Research Paper Volume 13, Issue 13 pp 17428—17441
CircRNA FUT10 regulates the regenerative potential of aged skeletal muscle stem cells by targeting HOXA9
- 1 Department of Foot and Ankle Surgery, Center for Orthopaedic Surgery, The Third Affiliated Hospital of Southern Medical University, Guangzhou 510630, Guangdong, PR. China
- 2 Department of Orthopedic, The First Affiliated Hospital, Sun Yat-Sen University, Guangzhou 510080, Guangdong, PR. China
Received: November 9, 2020 Accepted: June 2, 2021 Published: July 13, 2021https://doi.org/10.18632/aging.203233
How to Cite
Copyright: © 2021 Zhu et al. This is an open access article distributed under the terms of the Creative Commons Attribution License (CC BY 3.0), which permits unrestricted use, distribution, and reproduction in any medium, provided the original author and source are credited.
Skeletal muscle is capable of repairing itself after injury to maintain the stability of its own tissue, but this ability declines with aging.
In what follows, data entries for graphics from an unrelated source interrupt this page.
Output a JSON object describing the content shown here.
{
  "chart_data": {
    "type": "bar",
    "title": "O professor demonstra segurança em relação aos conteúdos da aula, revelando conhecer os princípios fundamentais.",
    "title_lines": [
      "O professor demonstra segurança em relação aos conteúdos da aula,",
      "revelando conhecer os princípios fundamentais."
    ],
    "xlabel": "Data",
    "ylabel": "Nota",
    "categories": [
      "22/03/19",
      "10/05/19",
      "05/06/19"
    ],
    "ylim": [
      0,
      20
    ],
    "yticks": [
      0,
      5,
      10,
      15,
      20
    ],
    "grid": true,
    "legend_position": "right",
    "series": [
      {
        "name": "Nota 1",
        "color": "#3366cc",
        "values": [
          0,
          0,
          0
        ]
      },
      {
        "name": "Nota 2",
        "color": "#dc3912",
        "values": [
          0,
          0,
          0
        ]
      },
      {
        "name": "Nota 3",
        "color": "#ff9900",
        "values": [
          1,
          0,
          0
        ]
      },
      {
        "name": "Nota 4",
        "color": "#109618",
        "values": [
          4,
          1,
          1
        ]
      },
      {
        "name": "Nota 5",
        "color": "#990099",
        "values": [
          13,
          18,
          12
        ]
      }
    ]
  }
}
Circular RNAs (circRNAs) are involved in cell aging. However, there is little research into their role and underlying mechanisms, especially in skeletal muscle stem cells (SkMSCs). In this study, we assessed circRNA FUT10 expression in aged and adult SkMSCs. We observed that circRNA FUT10 was upregulated in aged SkMSCs compared with that in adult SkMSCs. Furthermore, we identified putative miR-365-3p binding sites on circRNA FUT10, suggesting that this circRNA sponges miR-365a-3p. We also found that HOXA9 is a downstream target of miR-365a-3p and confirmed that miR-365a-3p can bind to circRNA FUT10 and the 3′-untranslated region of HOXA9 mRNA. This finding indicated that miR-365a-3p might serve as a “bridge” between circRNA FUT10 and HOXA9. Finally, we found that the circRNA FUT10/miR365a-3p/HOXA9 axis is involved in SkMSC aging. Collectively, our results show that the circRNA FUT10/miR365a-3p/HOXA9 axis is a promising therapeutic target and are expected to facilitate the development of therapeutic strategies to improve the prognosis of degenerative muscle disease.